Automatically Benchmarking LLM Code Agents through Agent-Driven Annotation and Evaluation
Lingyue Fu, Bolun Zhang, Hao Guan, Yaoming Zhu, Lin Qiu, Weiwen Liu, Xuezhi Cao, Xunliang Cai, Weinan Zhang, Yong Yu
TL;DR
PRDBench introduces a PRD-centered, project-level benchmark for code agents that dramatically lowers annotation cost through an agent-driven data production pipeline. By combining scaffold and criteria generation with an EvalAgent-based scoring system, PRDBench supports flexible evaluation beyond unit tests, including shell interactions and file-level checks across 50 Python tasks in 20 domains. Empirical results show substantial annotation efficiency gains, reliable EvalAgent alignment with human judges, and meaningful differentiation among minimal and commercial code agents, while also highlighting cost and stability considerations in debugging. The framework enables scalable, real-world evaluation of AI-driven software development tools with broad applicability to future agent architectures and QA protocols.
Abstract
Recent advances in code agents have enabled automated software development at the project level, supported by large language models (LLMs) and widely adopted tools. However, existing benchmarks for code agent evaluation face two major limitations: high annotation cost and expertise requirements, and rigid evaluation metrics that rely primarily on unit tests.
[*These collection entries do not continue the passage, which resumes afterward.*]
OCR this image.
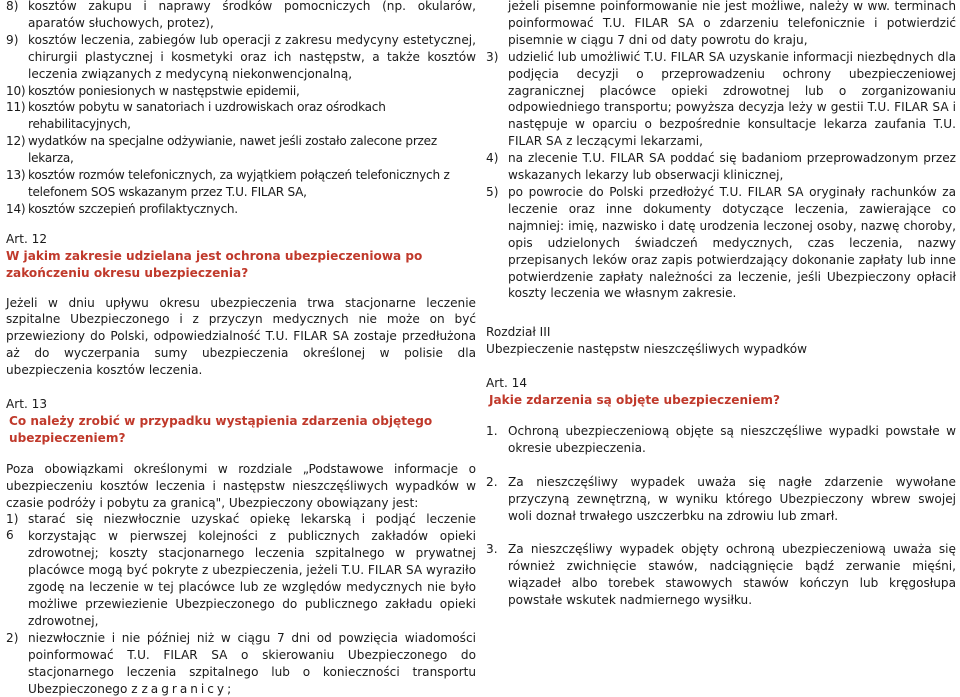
8) kosztów zakupu i naprawy środków pomocniczych (np. okularów, aparatów słuchowych, protez),
9) kosztów leczenia, zabiegów lub operacji z zakresu medycyny estetycznej, chirurgii plastycznej i kosmetyki oraz ich następstw, a także kosztów leczenia związanych z medycyną niekonwencjonalną,
10) kosztów poniesionych w następstwie epidemii,
11) kosztów pobytu w sanatoriach i uzdrowiskach oraz ośrodkach rehabilitacyjnych,
12) wydatków na specjalne odżywianie, nawet jeśli zostało zalecone przez lekarza,
13) kosztów rozmów telefonicznych, za wyjątkiem połączeń telefonicznych z telefonem SOS wskazanym przez T.U. FILAR SA,
14) kosztów szczepień profilaktycznych.
Art. 12
W jakim zakresie udzielana jest ochrona ubezpieczeniowa po zakończeniu okresu ubezpieczenia?
Jeżeli w dniu upływu okresu ubezpieczenia trwa stacjonarne leczenie szpitalne Ubezpieczonego i z przyczyn medycznych nie może on być przewieziony do Polski, odpowiedzialność T.U. FILAR SA zostaje przedłużona aż do wyczerpania sumy ubezpieczenia określonej w polisie dla ubezpieczenia kosztów leczenia.
Art. 13
Co należy zrobić w przypadku wystąpienia zdarzenia objętego ubezpieczeniem?
Poza obowiązkami określonymi w rozdziale „Podstawowe informacje o ubezpieczeniu kosztów leczenia i następstw nieszczęśliwych wypadków w czasie podróży i pobytu za granicą", Ubezpieczony obowiązany jest:
1) starać się niezwłocznie uzyskać opiekę lekarską i podjąć leczenie korzystając w pierwszej kolejności z publicznych zakładów opieki zdrowotnej; koszty stacjonarnego leczenia szpitalnego w prywatnej placówce mogą być pokryte z ubezpieczenia, jeżeli T.U. FILAR SA wyraziło zgodę na leczenie w tej placówce lub ze względów medycznych nie było możliwe przewiezienie Ubezpieczonego do publicznego zakładu opieki zdrowotnej,
2) niezwłocznie i nie później niż w ciągu 7 dni od powzięcia wiadomości poinformować T.U. FILAR SA o skierowaniu Ubezpieczonego do stacjonarnego leczenia szpitalnego lub o konieczności transportu Ubezpieczonego z zagranicy;
jeżeli pisemne poinformowanie nie jest możliwe, należy w ww. terminach poinformować T.U. FILAR SA o zdarzeniu telefonicznie i potwierdzić pisemnie w ciągu 7 dni od daty powrotu do kraju,
3) udzielić lub umożliwić T.U. FILAR SA uzyskanie informacji niezbędnych dla podjęcia decyzji o przeprowadzeniu ochrony ubezpieczeniowej zagranicznej placówce opieki zdrowotnej lub o zorganizowaniu odpowiedniego transportu; powyższa decyzja leży w gestii T.U. FILAR SA i następuje w oparciu o bezpośrednie konsultacje lekarza zaufania T.U. FILAR SA z leczącymi lekarzami,
4) na zlecenie T.U. FILAR SA poddać się badaniom przeprowadzonym przez wskazanych lekarzy lub obserwacji klinicznej,
5) po powrocie do Polski przedłożyć T.U. FILAR SA oryginały rachunków za leczenie oraz inne dokumenty dotyczące leczenia, zawierające co najmniej: imię, nazwisko i datę urodzenia leczonej osoby, nazwę choroby, opis udzielonych świadczeń medycznych, czas leczenia, nazwy przepisanych leków oraz zapis potwierdzający dokonanie zapłaty lub inne potwierdzenie zapłaty należności za leczenie, jeśli Ubezpieczony opłacił koszty leczenia we własnym zakresie.
Rozdział III
Ubezpieczenie następstw nieszczęśliwych wypadków
Art. 14
Jakie zdarzenia są objęte ubezpieczeniem?
1. Ochroną ubezpieczeniową objęte są nieszczęśliwe wypadki powstałe w okresie ubezpieczenia.
2. Za nieszczęśliwy wypadek uważa się nagłe zdarzenie wywołane przyczyną zewnętrzną, w wyniku którego Ubezpieczony wbrew swojej woli doznał trwałego uszczerbku na zdrowiu lub zmarł.
3. Za nieszczęśliwy wypadek objęty ochroną ubezpieczeniową uważa się również zwichnięcie stawów, nadciągnięcie bądź zerwanie mięśni, wiązadeł albo torebek stawowych stawów kończyn lub kręgosłupa powstałe wskutek nadmiernego wysiłku.
6
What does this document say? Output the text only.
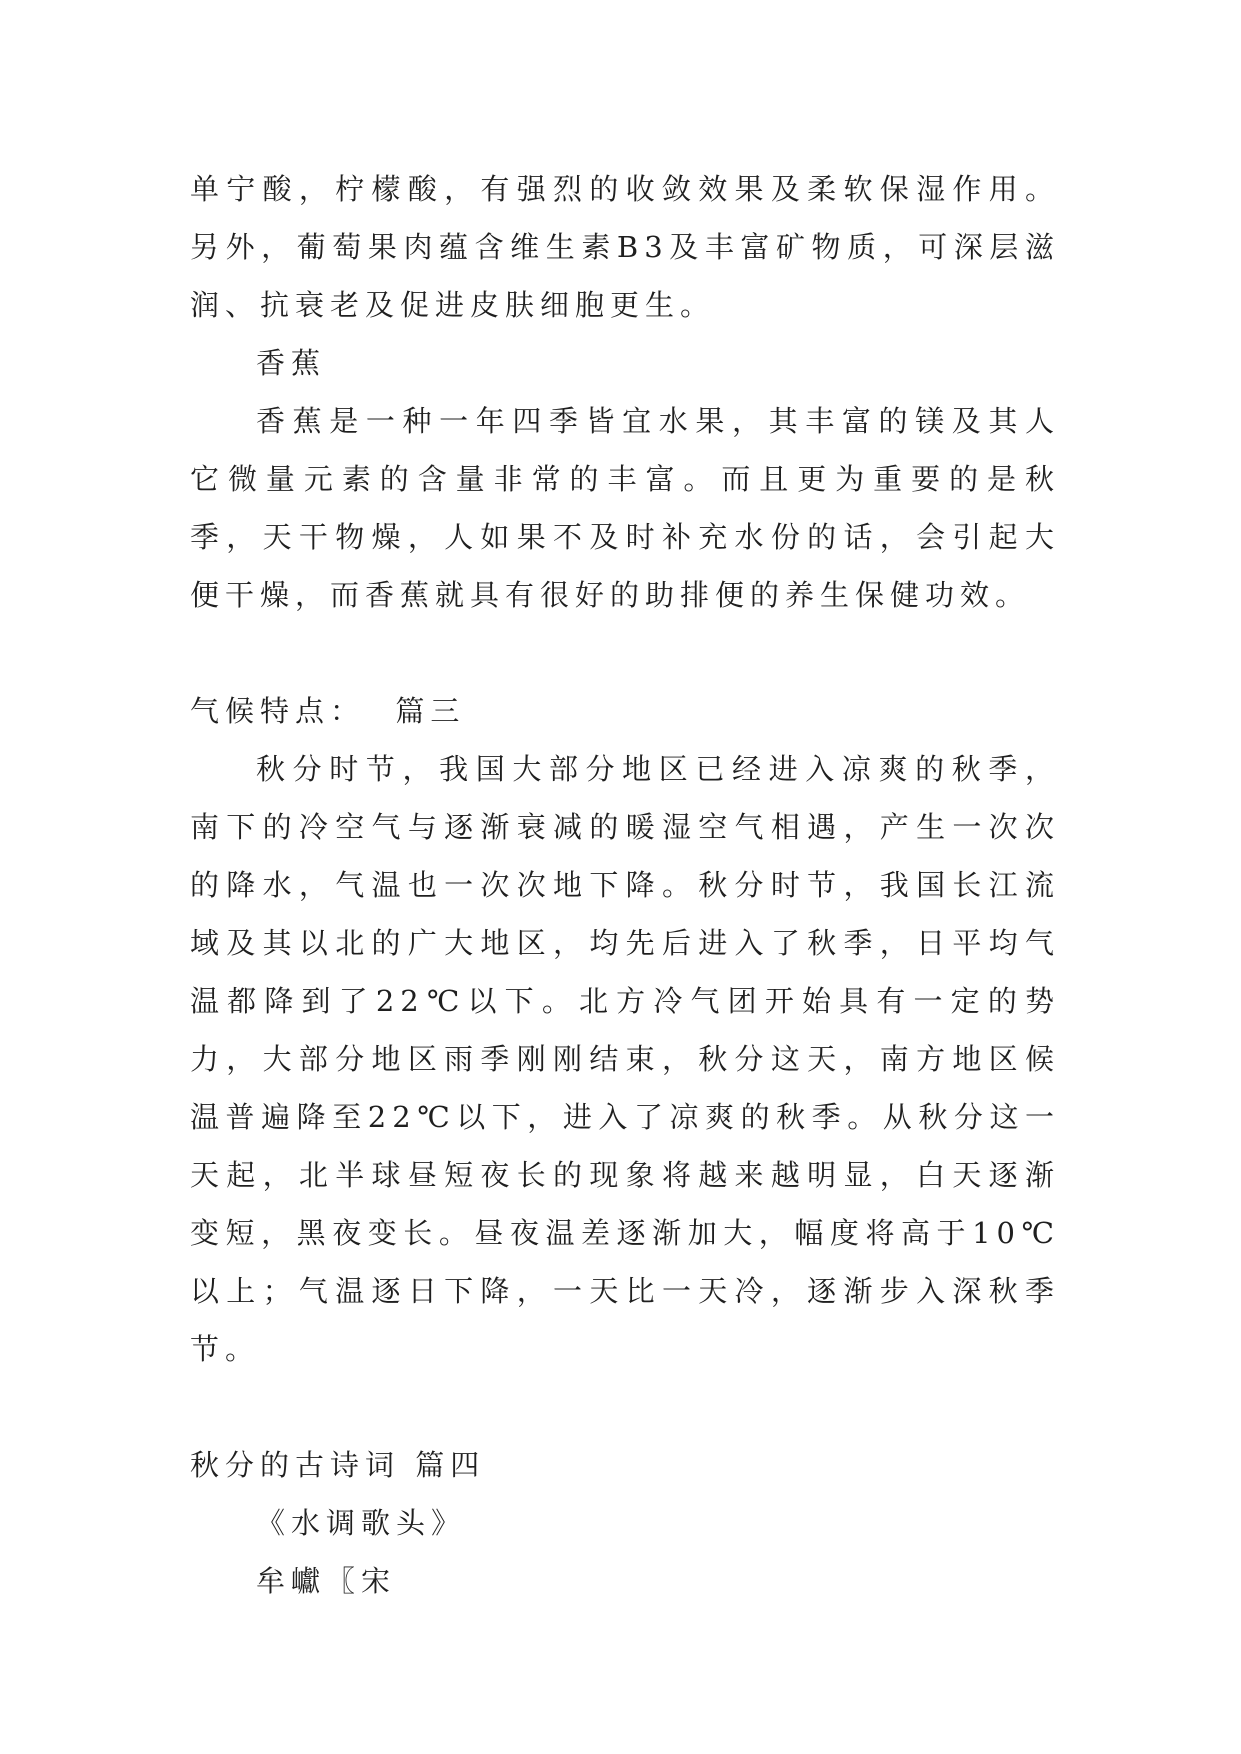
单宁酸，柠檬酸，有强烈的收敛效果及柔软保湿作用。另外，葡萄果肉蕴含维生素B3及丰富矿物质，可深层滋润、抗衰老及促进皮肤细胞更生。

香蕉

香蕉是一种一年四季皆宜水果，其丰富的镁及其人它微量元素的含量非常的丰富。而且更为重要的是秋季，天干物燥，人如果不及时补充水份的话，会引起大便干燥，而香蕉就具有很好的助排便的养生保健功效。

气候特点：  篇三

秋分时节，我国大部分地区已经进入凉爽的秋季，南下的冷空气与逐渐衰减的暖湿空气相遇，产生一次次的降水，气温也一次次地下降。秋分时节，我国长江流域及其以北的广大地区，均先后进入了秋季，日平均气温都降到了22℃以下。北方冷气团开始具有一定的势力，大部分地区雨季刚刚结束，秋分这天，南方地区候温普遍降至22℃以下，进入了凉爽的秋季。从秋分这一天起，北半球昼短夜长的现象将越来越明显，白天逐渐变短，黑夜变长。昼夜温差逐渐加大，幅度将高于10℃以上；气温逐日下降，一天比一天冷，逐渐步入深秋季节。

秋分的古诗词 篇四

《水调歌头》

牟巘〖宋
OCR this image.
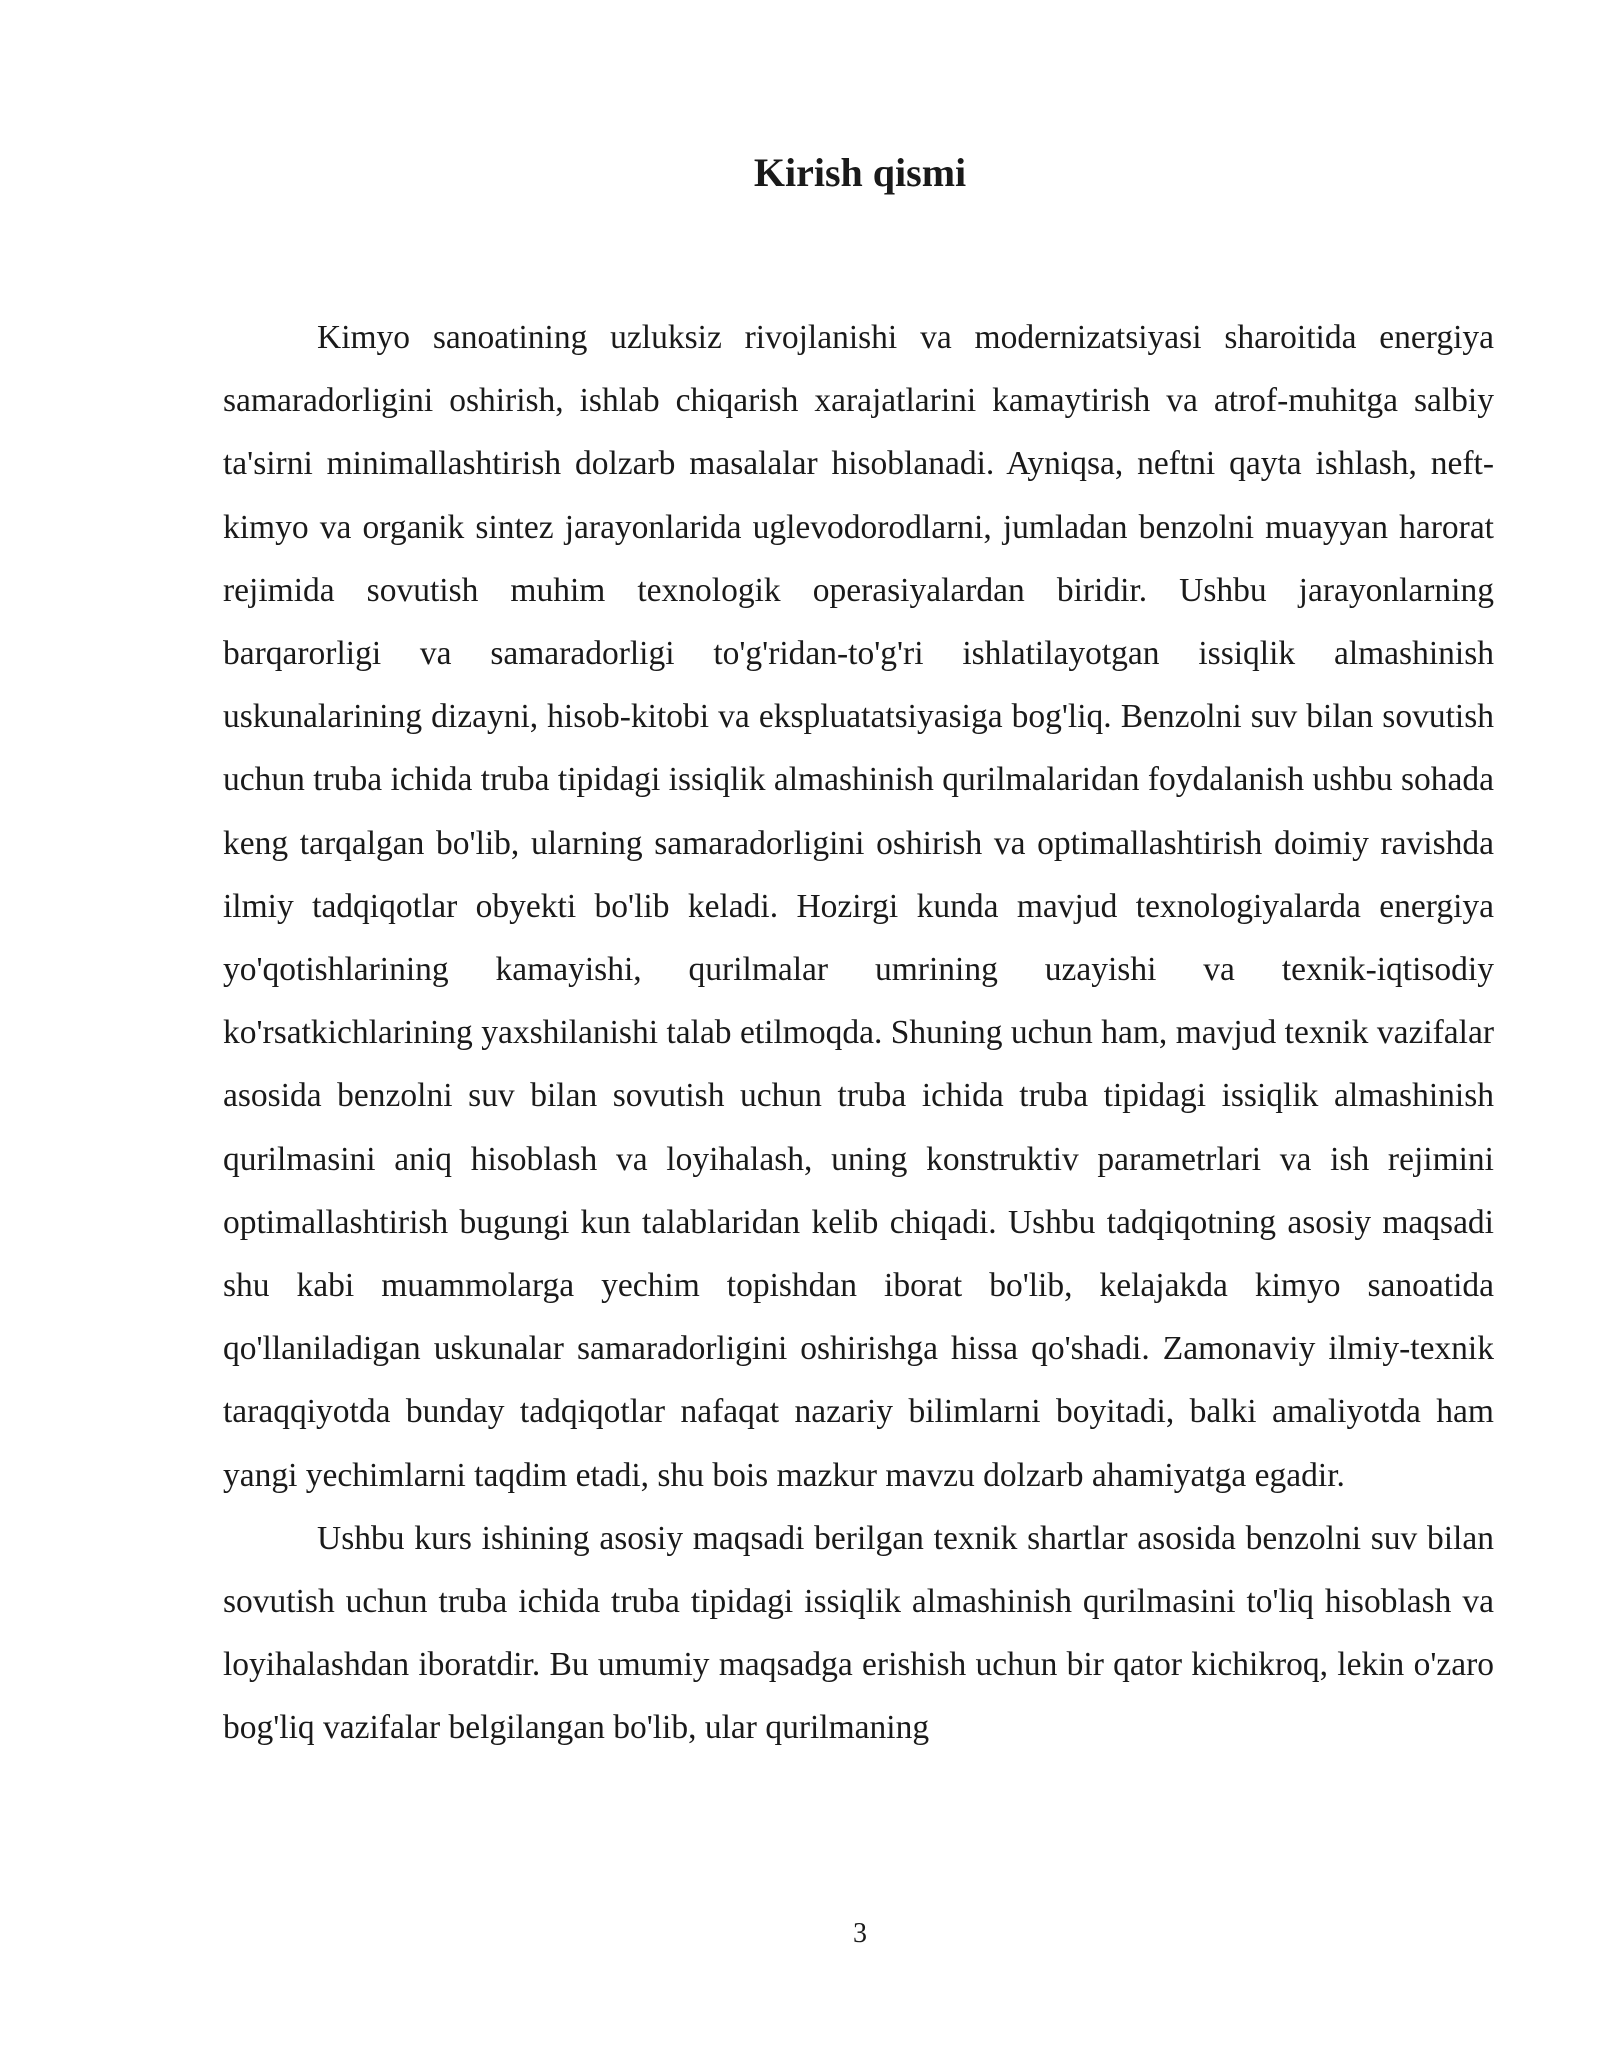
Kirish qismi

Kimyo sanoatining uzluksiz rivojlanishi va modernizatsiyasi sharoitida energiya samaradorligini oshirish, ishlab chiqarish xarajatlarini kamaytirish va atrof-muhitga salbiy ta'sirni minimallashtirish dolzarb masalalar hisoblanadi. Ayniqsa, neftni qayta ishlash, neft-kimyo va organik sintez jarayonlarida uglevodorodlarni, jumladan benzolni muayyan harorat rejimida sovutish muhim texnologik operasiyalardan biridir. Ushbu jarayonlarning barqarorligi va samaradorligi to'g'ridan-to'g'ri ishlatilayotgan issiqlik almashinish uskunalarining dizayni, hisob-kitobi va ekspluatatsiyasiga bog'liq. Benzolni suv bilan sovutish uchun truba ichida truba tipidagi issiqlik almashinish qurilmalaridan foydalanish ushbu sohada keng tarqalgan bo'lib, ularning samaradorligini oshirish va optimallashtirish doimiy ravishda ilmiy tadqiqotlar obyekti bo'lib keladi. Hozirgi kunda mavjud texnologiyalarda energiya yo'qotishlarining kamayishi, qurilmalar umrining uzayishi va texnik-iqtisodiy ko'rsatkichlarining yaxshilanishi talab etilmoqda. Shuning uchun ham, mavjud texnik vazifalar asosida benzolni suv bilan sovutish uchun truba ichida truba tipidagi issiqlik almashinish qurilmasini aniq hisoblash va loyihalash, uning konstruktiv parametrlari va ish rejimini optimallashtirish bugungi kun talablaridan kelib chiqadi. Ushbu tadqiqotning asosiy maqsadi shu kabi muammolarga yechim topishdan iborat bo'lib, kelajakda kimyo sanoatida qo'llaniladigan uskunalar samaradorligini oshirishga hissa qo'shadi. Zamonaviy ilmiy-texnik taraqqiyotda bunday tadqiqotlar nafaqat nazariy bilimlarni boyitadi, balki amaliyotda ham yangi yechimlarni taqdim etadi, shu bois mazkur mavzu dolzarb ahamiyatga egadir.

Ushbu kurs ishining asosiy maqsadi berilgan texnik shartlar asosida benzolni suv bilan sovutish uchun truba ichida truba tipidagi issiqlik almashinish qurilmasini to'liq hisoblash va loyihalashdan iboratdir. Bu umumiy maqsadga erishish uchun bir qator kichikroq, lekin o'zaro bog'liq vazifalar belgilangan bo'lib, ular qurilmaning

3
To address these challenges, we propose an agent-driven benchmark construction pipeline that leverages human supervision to efficiently generate diverse and challenging project-level tasks. Based on this approach, we introduce PRDBench, a novel benchmark comprising 50 real-world Python projects across 20 domains, each with structured Product Requirement Document (PRD) requirements, comprehensive evaluation criteria, and reference implementations. PRDBench features rich data sources, high task complexity, and flexible metrics. We further employ an Agent-as-a-Judge paradigm to score agent outputs, enabling the evaluation of various test types beyond unit tests. Extensive experiments on PRDBench demonstrate its effectiveness in assessing the capabilities of both code agents and evaluation agents, providing a scalable and robust framework for annotation and evaluation.